Fine-Tuning Flow Matching via Maximum Likelihood Estimation of Reconstructions
Zhaoyi Li, Jingtao Ding, Yong Li, Shihua Li
TL;DR
The paper tackles the training–inference gap in Flow Matching (FM) by introducing Maximum Likelihood Estimation (MLE) of reconstructions to fine-tune FM directly on reconstruction errors, leveraging FM's smooth ODE formulation. It derives a theoretical link between training loss and inference error under Lipschitz conditions and proposes both straightforward MLE fine-tuning and a residual variant that enforces contraction and ISS through dedicated network architectures. The proposed methods show improved inference performance in both image generation (FID improvements on CIFAR-10) and robotic manipulation tasks (higher success rates on Push-T, Franka Kitchen, and Robomimic), with evidence that contraction-aware designs yield better robustness. Collectively, the work advances precise, robust flow-based generation by aligning training objectives with inference outcomes and incorporating stability guarantees via contraction analysis, with potential benefits for single-step inference and interpretable latent dynamics.
Abstract
Flow Matching (FM) algorithm achieves remarkable results in generative tasks especially in robotic manipulation. Building upon the foundations of diffusion models, the simulation-free paradigm of FM enables simple and efficient training, but inherently introduces a train-inference gap. Specifically, we cannot assess the model's output during the training phase. In contrast, other generative models including Variational Autoencoder (VAE), Normalizing Flow and Generative Adversarial Networks (GANs) directly optimize on the reconstruction loss. Such a gap is particularly evident in scenarios that demand high precision, such as robotic manipulation. Moreover, we show that FM's over-pursuit of straight predefined paths may introduce some serious problems such as stiffness into the system. These motivate us to fine-tune FM via Maximum Likelihood Estimation of reconstructions - an approach made feasible by FM's underlying smooth ODE formulation, in contrast to the stochastic differential equations (SDEs) used in diffusion models.
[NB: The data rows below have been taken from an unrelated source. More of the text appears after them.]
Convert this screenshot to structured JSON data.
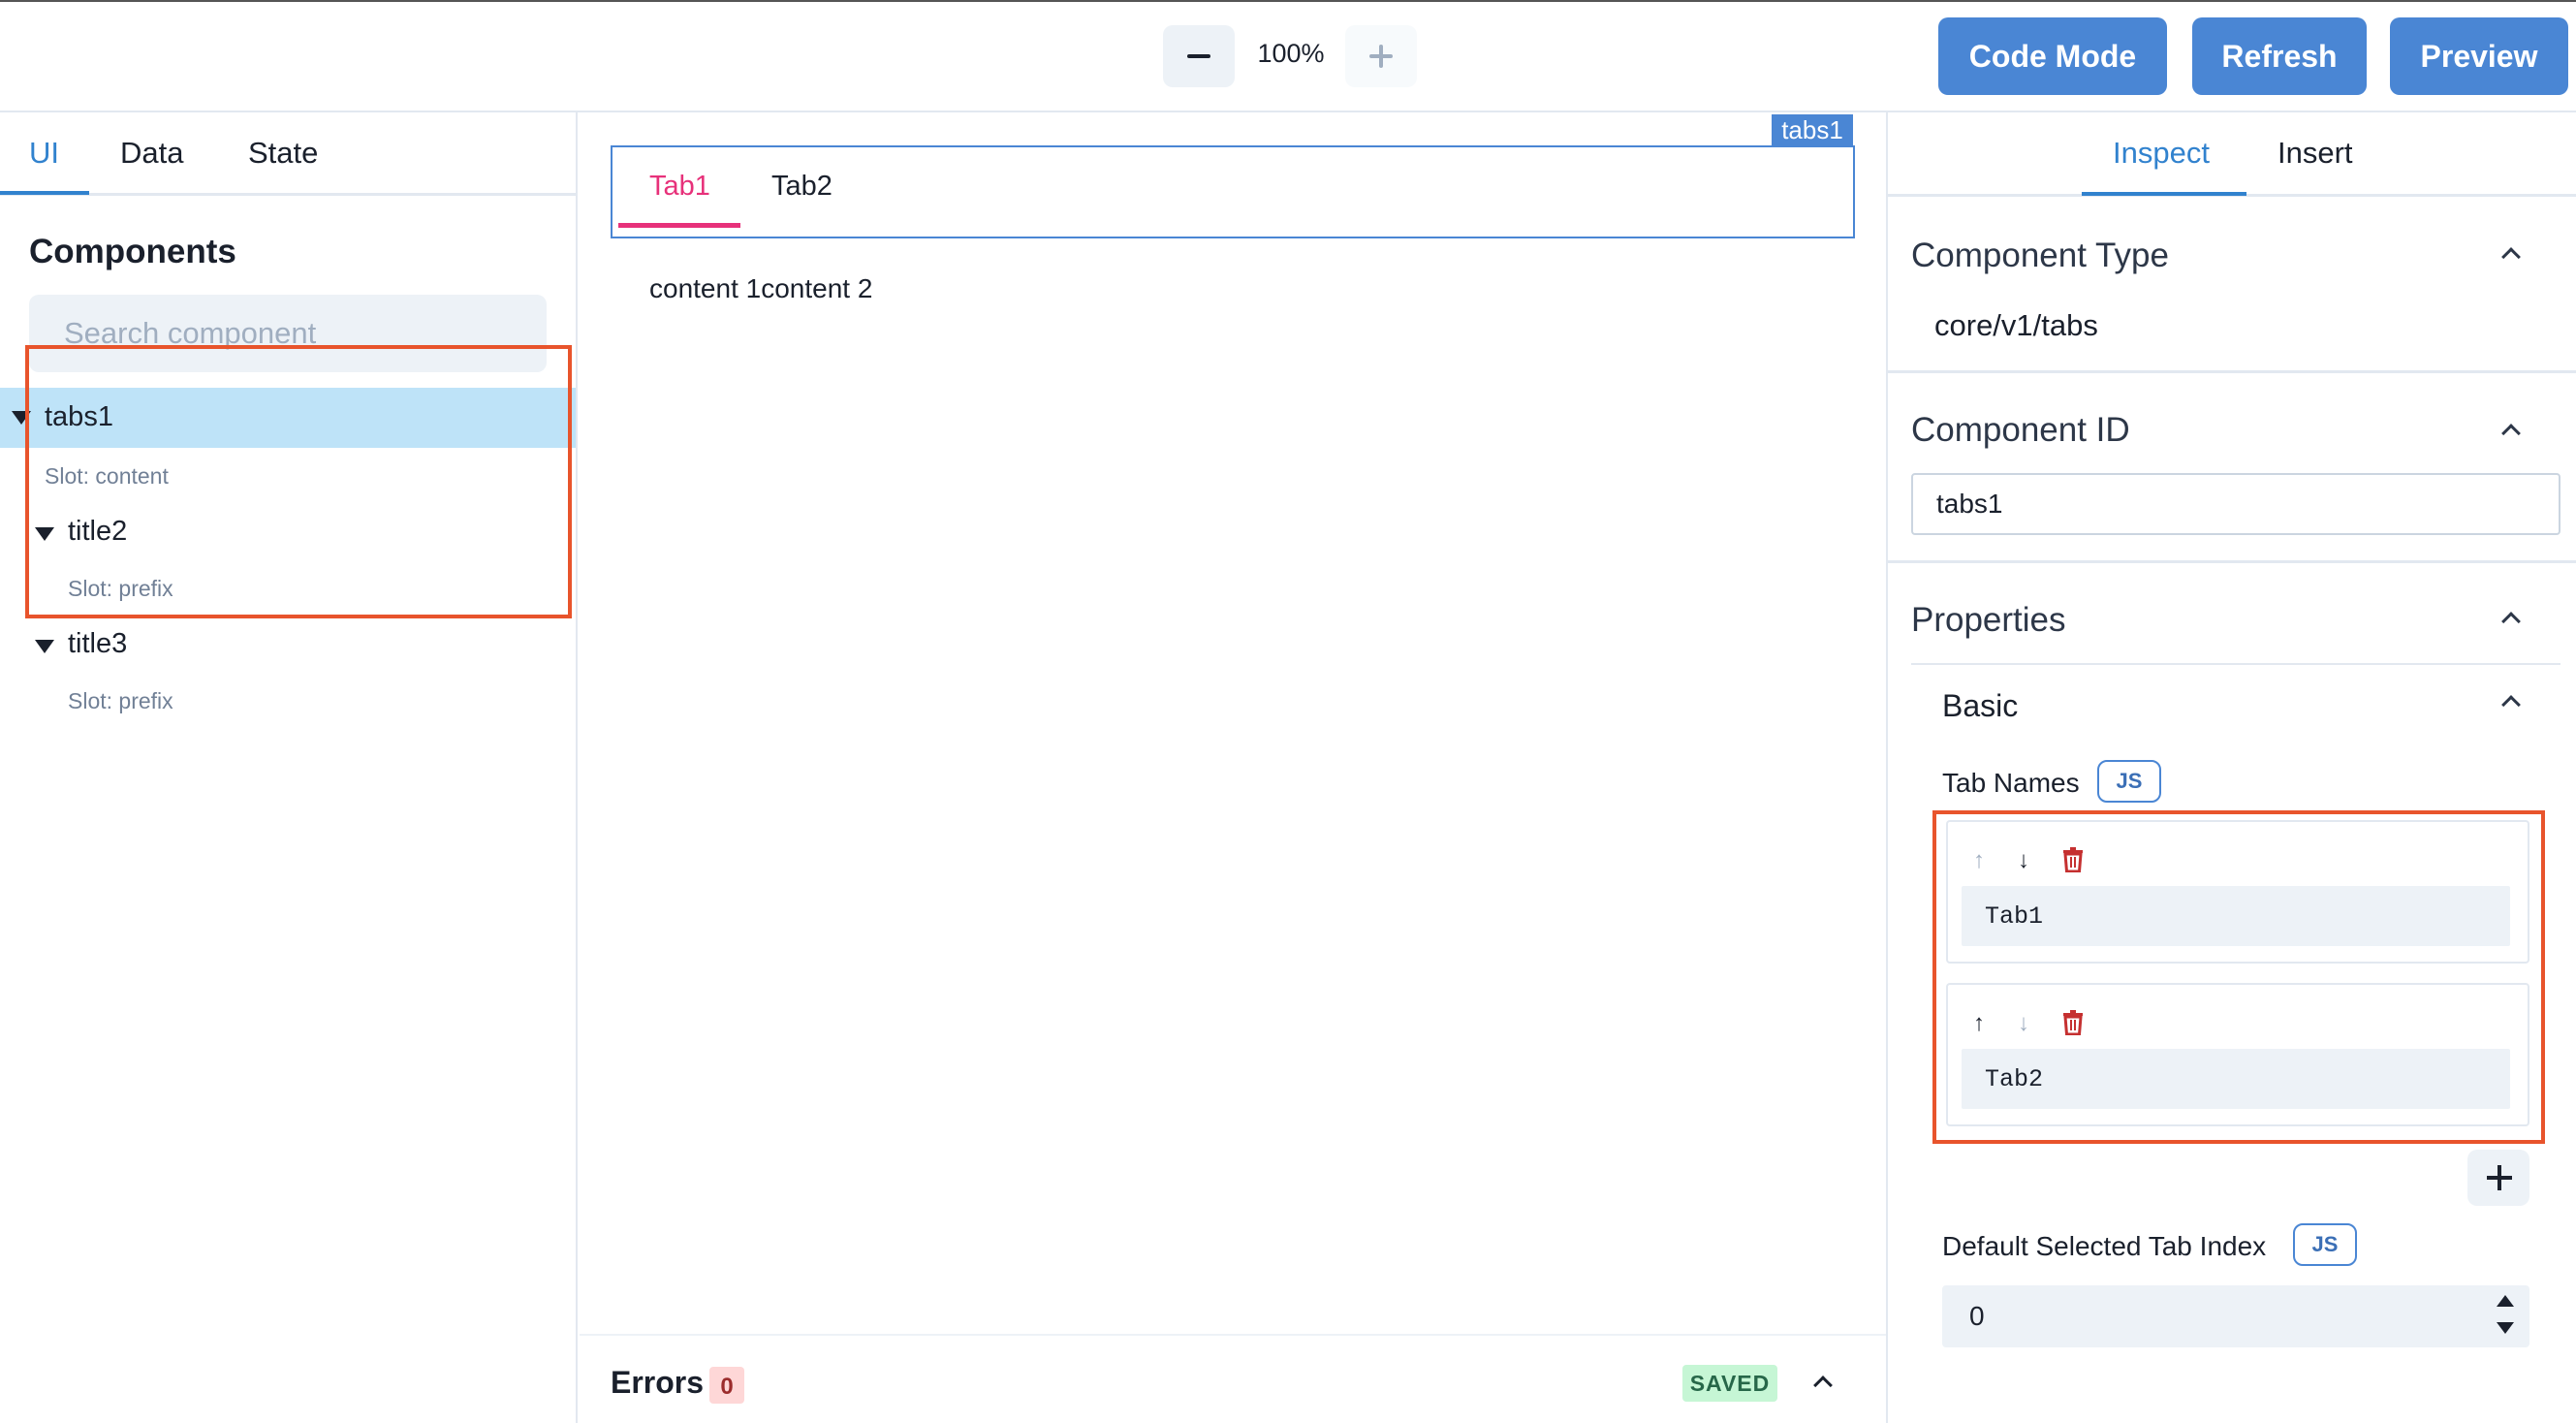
{
  "toolbar": {
    "zoom_level": "100%",
    "code_mode_label": "Code Mode",
    "refresh_label": "Refresh",
    "preview_label": "Preview"
  },
  "left_panel": {
    "tabs": [
      {
        "label": "UI",
        "active": true
      },
      {
        "label": "Data",
        "active": false
      },
      {
        "label": "State",
        "active": false
      }
    ],
    "components_title": "Components",
    "search_placeholder": "Search component",
    "tree": {
      "root": "tabs1",
      "root_slot": "Slot: content",
      "children": [
        {
          "label": "title2",
          "slot": "Slot: prefix"
        },
        {
          "label": "title3",
          "slot": "Slot: prefix"
        }
      ]
    }
  },
  "canvas": {
    "component_tag": "tabs1",
    "tabs": [
      {
        "label": "Tab1",
        "active": true
      },
      {
        "label": "Tab2",
        "active": false
      }
    ],
    "content": "content 1content 2",
    "errors_label": "Errors",
    "errors_count": "0",
    "saved_label": "SAVED"
  },
  "right_panel": {
    "tabs": [
      {
        "label": "Inspect",
        "active": true
      },
      {
        "label": "Insert",
        "active": false
      }
    ],
    "component_type_title": "Component Type",
    "component_type_value": "core/v1/tabs",
    "component_id_title": "Component ID",
    "component_id_value": "tabs1",
    "properties_title": "Properties",
    "basic_title": "Basic",
    "tab_names_label": "Tab Names",
    "js_badge": "JS",
    "tab_names": [
      "Tab1",
      "Tab2"
    ],
    "default_index_label": "Default Selected Tab Index",
    "default_index_value": "0"
  },
  "colors": {
    "accent_blue": "#4a86d4",
    "active_tab_pink": "#e7317a",
    "annotation_red": "#e8542c",
    "selected_row": "#bee3f8"
  }
}
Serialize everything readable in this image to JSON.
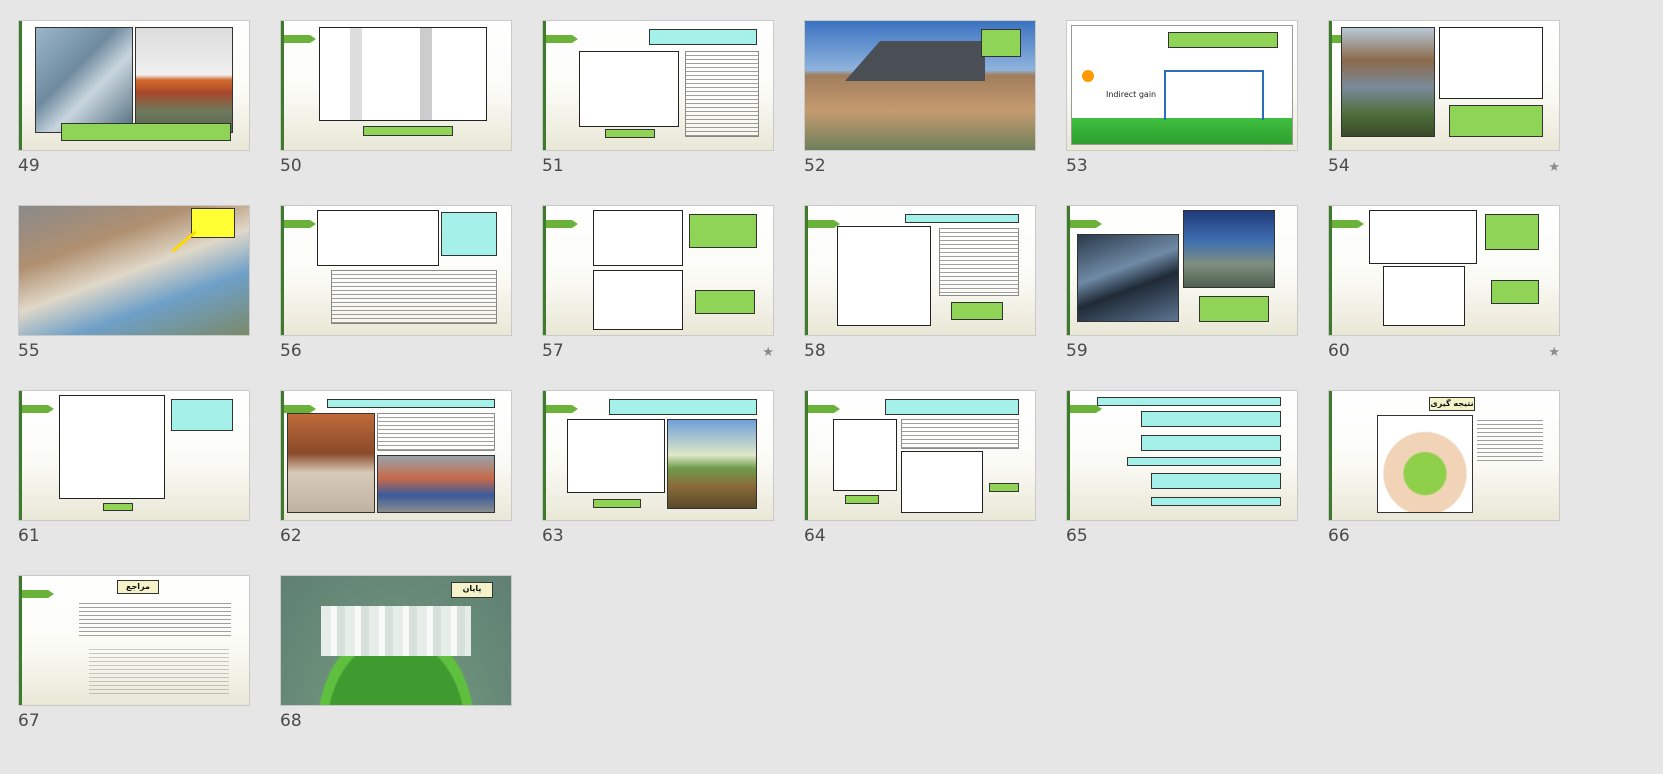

This paper first theoretically analyzes the relation between training loss and inference error in FM. Then we propose a method of fine-tuning FM via Maximum Likelihood Estimation of reconstructions, which includes both straightforward fine-tuning and residual-based fine-tuning approaches. Furthermore, through specifically designed architectures, the residual-based fine-tuning can incorporate the contraction property into the model, which is crucial for the model's robustness and interpretability. Experimental results in image generation and robotic manipulation verify that our method reliably improves the inference performance of FM.